Powering Ripple and Helping Take C++ to the Next Level

Howard Hinnant

Howard Hinnnant, C++ mensch

The Ripple Labs employee spotlight is on Howard Hinnant this week, who is in Bellevue, Washington for cppcon, the inaugural conference for all things C++.

Howard has been a prolific and long-time contributor to the C++ community as lead author of several C++11 features including move semantics, unique_ptr, and <chrono> API and has authored over 30 C++ committee papers.

During his time at Apple he developed libc++, an open source implementation of the C++11 standard library, which the iPhone maker continues to use. He is also a Library Working Group Chair Emeritus at the Standard C++ Foundation.

Today, as a senior engineer within the 11-person rippled team, Howard is channeling his self-taught expertise to help build the core protocols that will power what we see as the birth of the value web.

rippled is the core, peer-to-peer server component of the Ripple protocol (which already includes a number of C++14 features). It essentially is Ripple—by facilitating the processes that manage and validate transactions.
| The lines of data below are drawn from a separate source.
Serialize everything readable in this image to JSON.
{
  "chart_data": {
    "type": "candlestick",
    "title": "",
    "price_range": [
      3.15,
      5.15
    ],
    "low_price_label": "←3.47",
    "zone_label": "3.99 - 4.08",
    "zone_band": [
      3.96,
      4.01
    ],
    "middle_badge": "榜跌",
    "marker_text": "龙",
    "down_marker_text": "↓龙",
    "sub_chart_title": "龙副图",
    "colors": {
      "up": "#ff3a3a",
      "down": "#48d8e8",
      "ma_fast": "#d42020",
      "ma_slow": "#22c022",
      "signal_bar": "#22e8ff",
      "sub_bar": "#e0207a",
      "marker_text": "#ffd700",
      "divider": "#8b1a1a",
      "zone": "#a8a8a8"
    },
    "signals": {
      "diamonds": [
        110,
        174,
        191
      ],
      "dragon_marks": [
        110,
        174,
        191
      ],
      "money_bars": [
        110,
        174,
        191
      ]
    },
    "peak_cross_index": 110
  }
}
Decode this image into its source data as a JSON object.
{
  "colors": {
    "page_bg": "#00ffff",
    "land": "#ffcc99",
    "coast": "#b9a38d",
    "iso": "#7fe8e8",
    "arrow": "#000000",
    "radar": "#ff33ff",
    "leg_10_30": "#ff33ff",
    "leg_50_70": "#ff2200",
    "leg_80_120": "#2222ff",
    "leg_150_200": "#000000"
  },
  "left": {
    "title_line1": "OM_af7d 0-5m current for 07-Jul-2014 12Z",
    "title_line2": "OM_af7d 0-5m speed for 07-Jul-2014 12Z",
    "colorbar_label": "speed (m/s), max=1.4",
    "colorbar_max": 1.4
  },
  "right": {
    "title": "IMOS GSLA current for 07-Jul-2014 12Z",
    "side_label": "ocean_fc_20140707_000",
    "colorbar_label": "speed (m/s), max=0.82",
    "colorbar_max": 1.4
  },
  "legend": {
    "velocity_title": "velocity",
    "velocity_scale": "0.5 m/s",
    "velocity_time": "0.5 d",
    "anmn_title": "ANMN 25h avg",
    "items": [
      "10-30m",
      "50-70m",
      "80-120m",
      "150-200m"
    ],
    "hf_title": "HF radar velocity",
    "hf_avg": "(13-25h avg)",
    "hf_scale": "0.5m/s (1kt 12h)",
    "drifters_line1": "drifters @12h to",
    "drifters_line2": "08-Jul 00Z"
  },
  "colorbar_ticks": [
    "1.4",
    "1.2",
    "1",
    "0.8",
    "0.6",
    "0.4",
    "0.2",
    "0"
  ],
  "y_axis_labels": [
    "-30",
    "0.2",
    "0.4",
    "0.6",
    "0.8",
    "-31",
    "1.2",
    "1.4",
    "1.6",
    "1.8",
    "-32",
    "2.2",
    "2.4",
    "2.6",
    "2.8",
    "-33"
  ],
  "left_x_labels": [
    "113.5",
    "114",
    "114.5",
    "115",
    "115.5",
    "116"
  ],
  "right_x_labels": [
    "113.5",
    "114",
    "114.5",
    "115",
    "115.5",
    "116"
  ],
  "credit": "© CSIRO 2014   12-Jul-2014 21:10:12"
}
Moving forward, the team’s priorities are stability, performance, security, and scalability—while introducing new features like m-of-n multisign, additional cryptographic curves, and autobridging, according to rippled project manager Yana Novikova.

At cppcon, the former aerospace engineer will be presenting his latest paper, Types Don’t Know # (N3980). Before Howard left, I sat down with him and Vinnie Falco, team lead of rippled, for a brief fireside chat.

Ripple Labs: So what’s up with cppcon?

Howard: This is the first year so it’s kind of an experiment, but I suspect it will be a success. It has the support of the leading professionals in the industry.

Vinnie: Cppcon is a very technical conference that focuses on the development and growth of the language itself. So a lot of the discussions and presentations will surround the technical aspects of the language and could very well be precursors to new features.

Ripple Labs: What will you be doing at the conference?

Howard: My contribution at this conference is going to be talking about the work we have been doing and implementing in rippled, mainly the parts that concern how to hash things and putting items into unordered containers.

I’ve written a proposal for it, which I’ll be presenting. It hasn’t been accepted yet by the committee, but it’s under consideration at this time. This proposed implementation allows people to easily switch among different hash algorithms.

Vinnie: N3980 addresses a long-standing shortcoming in the hash functions for unordered containers, which can result in suboptimal performance when using a standard library. It basically allows programmers to easily choose between different hash functions such as Murmur, SipHash, SpookyHash, and FNV without changing every call site.

Howard: Now developers have a choice of hash functions without having to rewrite everything. You write the hashing infrastructure once, and with very little effort, you can switch between different algorithms, which wasn’t previously possible.

Vinnie: It’s very relevant to decentralized programs. The result of Howard’s work benefits anyone developing peer-to-peer software.

Howard: It has very wide applications because the hash containers are extremely widely used. You name it, people are hashing things. It’s quite a basic utility.

Vinnie: When it comes to digital finance, hash functions are crucial, along with the performance of these programs. Bitcoin, Ripple, and countless other systems use them.

Ripple Labs: What does it take for a proposal to get accepted by the committee?

Vinnie: Howard has had work accepted in the past, but it’s obviously not a walk in the park. This is serious, very theoretical work—and it needs to improve the language. It’s work so incredibly technical that very few people are even qualified to analyze it.

Having something approved that goes into the language—it can take years, maybe a decade. It’s a very small club.

Ripple Labs: So Howard, how did you get so good at C++?

Howard: I was self-taught. I’ve always been interested in programming, but I had only taken a couple courses in Fortran and assembly. I started collecting languages on my own. I taught myself C, Pascal, and Postscript.

Eventually, I picked up C++ and decided I really liked it, better than the other languages that I learned so I kept teaching myself about it.

Ripple Labs: What was so attractive about C++?

Howard: For me, I really like how you can program at a high level and in the same language, program at a low level. C++ offers complete control. It doesn’t require low level languages like C or assembly but still has high level facilities. It allows you to do everything.

Ripple Labs: OK, last question. What’s your favorite C++ feature?

Howard: The destructor. It’s the most elegant form of garbage collection I’ve ever seen.